This lab implements a kernel module in which kernel threads will run concurrently on Raspberry Pi to cooperatively compute prime numbers. To do so, we use kernel memory allocation and deallocation, synchronization, and logging.
- prime_init(void) - This function is called when the kernel module is loaded. This function does the sanity check for user input variables (upper_bound and num_threads) and initializes all our variables, including an array containing integers and array containing counter for each thread. Then it creates and wakes up kernel threads using kthread_create.
- run(void *counter) - This is a function that each created thread runs. It calls the first barrier synchronization, processes primes, the second barrier synchronization, sets a variable indicating all work is finished, and exits.
- first_barrier_sync(void), second_barrier_sync(void) - These functions wait for all threads to arrive at a barrier point. There are two stopping points--before processing the primes and after--so we built separate barrier synchronization function for each instance. Each function uses while(1) loop to wait for all threads to arrive at the loop and exits once all of them arrive.
- mark_primes(int *counter) - This function repeatedly marks off non-primes until all integers in our prime array are processed. First, we have a global variable, position, that tracks the next index a thread should run. This variable is locked and unlocked so that only one thread can read and write at a time. Next, we store the integer at the index and mark off multiples of that index until the end of the array. Once there are no more integers to look at, we exit and return.
- prime_exit(void) - This function gets called when unloading the module. It iterates through the array of primes and lists out the primes. It prints out the logistics of the threads that ran and deallocates any memory used.
- get_current_time(void) - This is a function that gets current time and converts to nanosecond.

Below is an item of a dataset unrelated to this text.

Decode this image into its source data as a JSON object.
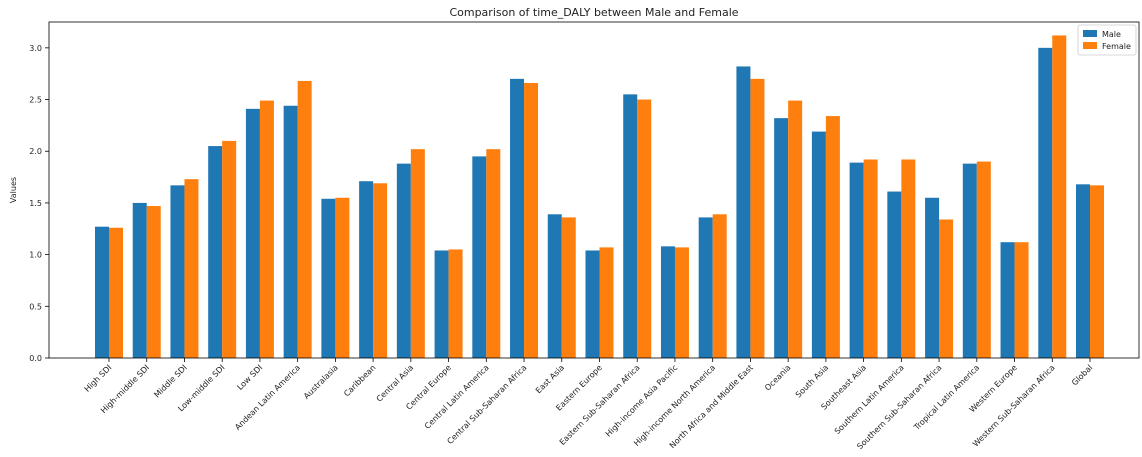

After writing the code and building the program, we ran over 100 trials with different variables to observe how our programs perform. We tested with upper bounds from 10 going up to 1,000,000 on 1 thread, 4 threads, and 8 threads on both locking module and atomic module. After running each trial, we took the measurement of the number of unnecessary crosses, initialization time, and processing time. The final results are the following:
- The number of unnecessary crosses has a linear relation with an upper bound. When upper bound gets big, the atomic module, in general, performs less unnecessary crosses. We predict that this is because atomic variables have more fine-grained locking scheme, so they are more accurate in updating each variable, thus less overlapping per each thread.
- The length of time each program runs also has a linear relation with the upper bound, but atomic module performs much faster. When upper bound is less than 100,000, the atomic module performs longer than the locking module because it takes longer time initializing. However, when upper bound gets larger than 100,000, the atomic module performs significantly better. We concluded that this is because atomic variables take less overhead updating variables, and no threads have to wait for long for locks.
- We also observed that more threads don’t necessarily mean better performance. When there are more threads, it takes longer to initialize. When the number of threads exceeds the number of CPUs available, it performs as if there is only one thread. Thus we conclude that atomic module with four threads performs the best here.
We implemented the Sieve of Sundaram method to compute primes. However, it fails at certain trials. We suppose that it is a boundary problem, but we couldn’t figure out at which boundary it was failing. If we can figure out the problem and successfully run the program for all different variables, we predict that it would perform much faster and there will be less unnecessary crosses.